Fin juillet, la revue Nature communications a publié une étude Inserm/Institut Pasteur de son équipe, montrant que chez la souris, la consommation d’additifs alimentaires par la mère altère le microbiote des descendants, augmentant le risque de développer des maladies inflammatoires chroniques.

Des souris femelles ont été exposées à des émulsifiants très courants (E466, E433) 10 semaines avant la gestation, puis pendant la grossesse et l’allaitement.
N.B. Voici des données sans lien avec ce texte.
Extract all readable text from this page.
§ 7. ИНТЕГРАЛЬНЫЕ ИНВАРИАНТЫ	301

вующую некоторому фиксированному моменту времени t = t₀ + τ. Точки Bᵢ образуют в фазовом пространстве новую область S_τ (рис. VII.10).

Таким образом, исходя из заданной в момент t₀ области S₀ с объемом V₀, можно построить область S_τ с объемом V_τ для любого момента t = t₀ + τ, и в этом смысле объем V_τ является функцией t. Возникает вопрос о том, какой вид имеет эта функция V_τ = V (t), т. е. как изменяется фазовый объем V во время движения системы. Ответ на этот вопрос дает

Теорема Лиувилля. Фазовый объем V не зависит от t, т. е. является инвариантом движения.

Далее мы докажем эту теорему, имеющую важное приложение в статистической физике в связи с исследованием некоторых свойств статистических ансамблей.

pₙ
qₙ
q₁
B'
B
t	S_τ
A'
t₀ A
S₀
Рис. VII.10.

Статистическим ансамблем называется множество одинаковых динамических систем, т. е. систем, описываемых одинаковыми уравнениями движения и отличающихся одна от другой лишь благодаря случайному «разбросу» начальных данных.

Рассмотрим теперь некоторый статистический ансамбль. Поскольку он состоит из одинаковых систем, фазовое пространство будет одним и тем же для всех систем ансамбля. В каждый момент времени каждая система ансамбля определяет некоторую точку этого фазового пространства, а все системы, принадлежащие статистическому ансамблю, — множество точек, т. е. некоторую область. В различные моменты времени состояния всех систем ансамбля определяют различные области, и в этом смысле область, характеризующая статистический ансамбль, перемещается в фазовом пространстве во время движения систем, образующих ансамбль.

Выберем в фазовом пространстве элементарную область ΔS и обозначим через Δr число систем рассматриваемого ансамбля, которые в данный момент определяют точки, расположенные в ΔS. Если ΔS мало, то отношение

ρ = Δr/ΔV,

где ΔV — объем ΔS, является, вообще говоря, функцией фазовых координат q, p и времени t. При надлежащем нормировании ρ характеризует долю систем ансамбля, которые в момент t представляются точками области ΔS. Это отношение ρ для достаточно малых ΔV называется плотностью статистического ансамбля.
Et les chercheurs ont noté une altération du microbiote des souriceaux : une augmentation de bactéries flagellées, susceptibles de déclencher une réponse inflammatoire.

Nos travaux montrent que chez la souris, ce microbiote en mauvaise santé est transmis à la génération d’après : ces enfants récupèrent des mauvaises bactéries qui les rendent très susceptibles à l’âge adulte de développer des maladies inflammatoires chroniques de l’intestin, des dérégulations métaboliques et l’obésité.

Benoit Chassaing
Directeur de recherche Inserm

Or certains de ces émulsifiants « se retrouvent également dans le lait en poudre et des aliments pour les jeunes enfants », note-t-il.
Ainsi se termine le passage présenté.